De um minuto para o outro, estava na pele de uma criança que podia trocar os Planos com sua vontade. O garoto vivia cada dia em uma realidade, trocando de casas, famílias e amigos. Mas havia uma pessoa que constante, o farol de sua jornada. Trocou de tantas vidas que se esqueceu quem era.
Não, não estava bom.
Japão, século XVII. Um ronin atravessa o sul do país, deixando para trás um rastro de sangue e perseguição, até encontrar um padre português, clandestino em solo japonês. Ele deveria arrancar seu pescoço e obter perdão para todos seus crimes, mas cria um laço com o europeu: são dois párias daquela sociedade absurda, duas almas renegadas pelo seu tempo e espaço. O ronin decide que precisa ajudar o velho jesuíta alcançar a praia e fugir do shogunato. Mesmo que custe sua vida.
Não, não, não! O que escutava era ainda outra canção. Um zumbido constante ainda dominava sua mente e atrapalhava os pensamentos. Era outra história que pedia para ser contata.
Um grupo de leprosos que fugiam da Peste Negra? Hilário, mas não. A história do mundo manipulada pelos cavalos de grandes generais? Talvez, mas não naquele dia. Cartas trocadas entre dois velhos amigos, um deles morto há décadas?
Eram tantas as opções que ele não conseguia decidir qual delas escutar, qual clamava por sua atenção.
Entre as vozes das histórias de sua cabeça, verdadeira histeria narrativa, ele se deixou cansar, pulando entre uma e outra.
Amanhecia. Naquele dia não houve escrita. A televisão ficou ligada no volume máximo.

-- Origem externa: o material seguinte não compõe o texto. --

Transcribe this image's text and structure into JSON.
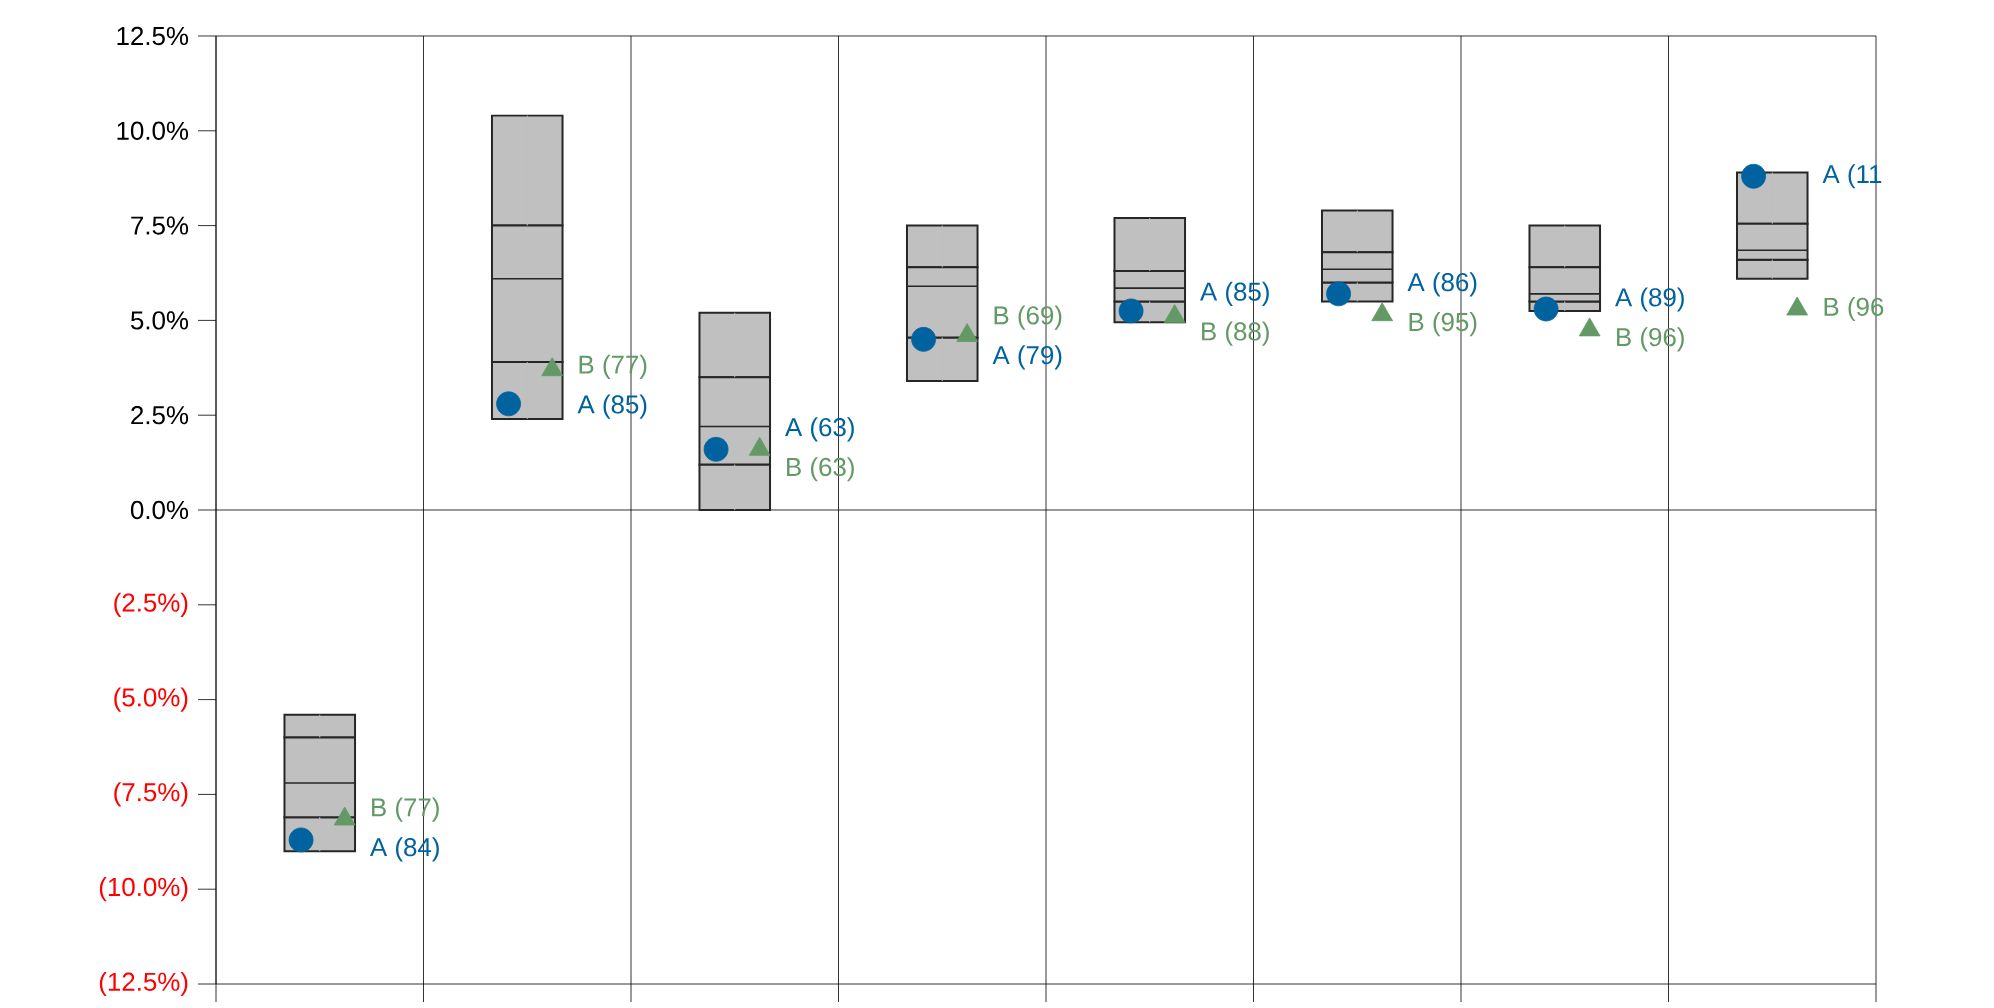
{
  "chart_data": {
    "type": "box",
    "color": "#c0c0c0",
    "categories": [
      null,
      null,
      null,
      null,
      null,
      null,
      null,
      null
    ],
    "boxes": [
      {
        "low": -9.0,
        "q1": -8.1,
        "median": -7.2,
        "q3": -6.0,
        "high": -5.4
      },
      {
        "low": 2.4,
        "q1": 3.9,
        "median": 6.1,
        "q3": 7.5,
        "high": 10.4
      },
      {
        "low": 0.0,
        "q1": 1.2,
        "median": 2.2,
        "q3": 3.5,
        "high": 5.2
      },
      {
        "low": 3.4,
        "q1": 4.55,
        "median": 5.9,
        "q3": 6.4,
        "high": 7.5
      },
      {
        "low": 4.95,
        "q1": 5.5,
        "median": 5.85,
        "q3": 6.3,
        "high": 7.7
      },
      {
        "low": 5.5,
        "q1": 6.0,
        "median": 6.35,
        "q3": 6.8,
        "high": 7.9
      },
      {
        "low": 5.25,
        "q1": 5.5,
        "median": 5.7,
        "q3": 6.4,
        "high": 7.5
      },
      {
        "low": 6.1,
        "q1": 6.6,
        "median": 6.85,
        "q3": 7.55,
        "high": 8.9
      }
    ],
    "series": [
      {
        "type": "scatter",
        "color": "#00639f",
        "marker": "circle",
        "values": [
          -8.7,
          2.8,
          1.6,
          4.5,
          5.25,
          5.7,
          5.3,
          8.8
        ]
      },
      {
        "type": "scatter",
        "color": "#629965",
        "marker": "triangle",
        "values": [
          -8.15,
          3.7,
          1.6,
          4.6,
          5.1,
          5.15,
          4.75,
          5.3
        ]
      }
    ],
    "annotations": [
      "A (84)",
      "A (85)",
      "A (63)",
      "A (79)",
      "A (85)",
      "A (86)",
      "A (89)",
      "A (11",
      "B (77)",
      "B (77)",
      "B (63)",
      "B (69)",
      "B (88)",
      "B (95)",
      "B (96)",
      "B (96"
    ],
    "ylim": [
      -12.5,
      12.5
    ],
    "yticks": [
      {
        "value": -12.5,
        "label": "(12.5%)"
      },
      {
        "value": -10,
        "label": "(10.0%)"
      },
      {
        "value": -7.5,
        "label": "(7.5%)"
      },
      {
        "value": -5,
        "label": "(5.0%)"
      },
      {
        "value": -2.5,
        "label": "(2.5%)"
      },
      {
        "value": 0,
        "label": "0.0%"
      },
      {
        "value": 2.5,
        "label": "2.5%"
      },
      {
        "value": 5,
        "label": "5.0%"
      },
      {
        "value": 7.5,
        "label": "7.5%"
      },
      {
        "value": 10,
        "label": "10.0%"
      },
      {
        "value": 12.5,
        "label": "12.5%"
      }
    ],
    "grid": "x",
    "tick_labels": "y",
    "ref_lines": [
      {
        "axis": "y",
        "value": 0
      }
    ]
  }
}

Ele abriu uma cerveja e escolheu a poltrona mais confortável e afogou as vozes de sua cabeça.
Maurício, o teu texto é uma excelente reflexão do efeito da cafeína. E não só.
ResponderExcluirVi-te por dentro. Reconheci aquele rapaz com a cabeça tão cheia que passava de um assunto para o outro no intervalo de uma pulsação.
Cheio de vida, cheio de coisas para contar, imaginação transbordante, ligações únicas... Saudades.